RALEIGH, N.C. - It's not getting any better when it comes to reducing the rate of medical errors occurring in North Carolina, according to a recent study published in the "New England Journal of Medicine." As a patient in the Tarheel State, you have a 1-in-5 chance of being harmed by a medical mistake, researchers found.

Laurie Sanders, executive director of the North Carolina Coalition for Patient Safety, suspects that statistic could be just the tip of the iceberg. Among her criticisms, she says a research method that focused on only the original charts of the 2,300 patients studied doesn't tell the whole story.
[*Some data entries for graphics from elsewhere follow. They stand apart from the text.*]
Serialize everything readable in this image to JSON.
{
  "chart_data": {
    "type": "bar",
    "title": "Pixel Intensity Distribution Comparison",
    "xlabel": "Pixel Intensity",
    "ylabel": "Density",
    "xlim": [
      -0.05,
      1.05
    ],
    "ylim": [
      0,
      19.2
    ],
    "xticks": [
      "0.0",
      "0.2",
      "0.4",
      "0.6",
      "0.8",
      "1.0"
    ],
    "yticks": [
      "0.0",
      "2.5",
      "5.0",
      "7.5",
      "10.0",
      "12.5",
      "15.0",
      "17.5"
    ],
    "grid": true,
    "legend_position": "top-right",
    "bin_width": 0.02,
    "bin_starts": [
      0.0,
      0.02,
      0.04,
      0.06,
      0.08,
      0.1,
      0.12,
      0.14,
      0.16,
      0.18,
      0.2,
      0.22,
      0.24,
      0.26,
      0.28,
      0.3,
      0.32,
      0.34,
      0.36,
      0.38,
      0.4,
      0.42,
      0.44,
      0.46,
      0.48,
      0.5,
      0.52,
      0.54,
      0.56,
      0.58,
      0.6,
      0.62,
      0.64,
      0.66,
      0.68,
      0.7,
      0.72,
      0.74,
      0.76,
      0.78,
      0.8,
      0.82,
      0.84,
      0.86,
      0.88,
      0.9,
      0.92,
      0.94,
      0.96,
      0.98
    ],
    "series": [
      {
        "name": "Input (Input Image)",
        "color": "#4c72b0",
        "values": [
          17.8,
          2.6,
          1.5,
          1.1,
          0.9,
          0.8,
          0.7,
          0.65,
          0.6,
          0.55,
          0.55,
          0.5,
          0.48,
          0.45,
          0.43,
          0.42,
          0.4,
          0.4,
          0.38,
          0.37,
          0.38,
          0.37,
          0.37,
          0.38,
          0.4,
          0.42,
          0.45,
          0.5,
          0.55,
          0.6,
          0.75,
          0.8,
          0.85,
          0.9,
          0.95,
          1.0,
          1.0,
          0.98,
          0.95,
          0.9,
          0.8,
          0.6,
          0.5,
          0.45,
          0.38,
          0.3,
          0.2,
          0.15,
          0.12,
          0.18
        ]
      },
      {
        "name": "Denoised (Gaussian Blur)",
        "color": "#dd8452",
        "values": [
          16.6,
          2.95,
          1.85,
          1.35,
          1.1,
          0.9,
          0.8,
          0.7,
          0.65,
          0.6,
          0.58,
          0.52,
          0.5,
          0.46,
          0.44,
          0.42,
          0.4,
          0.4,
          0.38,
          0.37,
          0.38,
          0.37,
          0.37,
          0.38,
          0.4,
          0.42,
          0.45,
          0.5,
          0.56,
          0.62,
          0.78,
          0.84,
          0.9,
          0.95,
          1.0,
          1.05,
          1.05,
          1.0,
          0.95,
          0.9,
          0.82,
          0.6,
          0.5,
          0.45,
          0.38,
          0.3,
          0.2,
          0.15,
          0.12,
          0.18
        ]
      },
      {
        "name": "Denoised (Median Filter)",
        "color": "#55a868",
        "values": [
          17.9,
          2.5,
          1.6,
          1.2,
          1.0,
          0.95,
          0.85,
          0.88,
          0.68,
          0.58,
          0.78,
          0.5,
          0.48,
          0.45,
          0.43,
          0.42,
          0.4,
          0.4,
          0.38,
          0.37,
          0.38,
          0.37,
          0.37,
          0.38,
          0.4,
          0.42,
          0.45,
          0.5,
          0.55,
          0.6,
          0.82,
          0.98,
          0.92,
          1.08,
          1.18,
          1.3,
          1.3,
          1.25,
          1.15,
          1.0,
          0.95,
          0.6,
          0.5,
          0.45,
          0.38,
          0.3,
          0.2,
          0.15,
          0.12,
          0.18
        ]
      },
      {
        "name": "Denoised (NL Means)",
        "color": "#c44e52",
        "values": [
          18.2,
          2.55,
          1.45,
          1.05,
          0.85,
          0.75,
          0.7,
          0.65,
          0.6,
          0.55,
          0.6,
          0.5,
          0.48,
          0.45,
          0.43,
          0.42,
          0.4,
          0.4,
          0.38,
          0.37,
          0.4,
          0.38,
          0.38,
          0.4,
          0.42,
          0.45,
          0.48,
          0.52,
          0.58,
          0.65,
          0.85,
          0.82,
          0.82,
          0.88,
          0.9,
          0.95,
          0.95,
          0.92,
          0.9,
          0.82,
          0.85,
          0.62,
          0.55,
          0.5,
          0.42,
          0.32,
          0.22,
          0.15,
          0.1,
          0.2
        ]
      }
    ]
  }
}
"I've read many charts where there have been medical errors, death, injury - and when you go back to the original chart, you cannot even tell that anything went wrong."

North Carolina was selected for the study because the state enacted patient safety changes after a 1999 study. Among the most common preventable errors found were bleeding during an operation, breathing troubles and infections.

Sanders became a patient advocate after her son died as a result of a medical error when he was 5 years old. She says she's disappointed there has been no improvement in the number of medical errors, according to this recent research.

"Can you imagine any other industry being given 10 years to improve their safety record and failing to do so and not having consequences? They've been given all these resources and it simply isn't working."

In addition to the desire to reduce medical errors, proponents for change, like Sanders, emphasize the additional health care cost burden to the system when mistakes are made.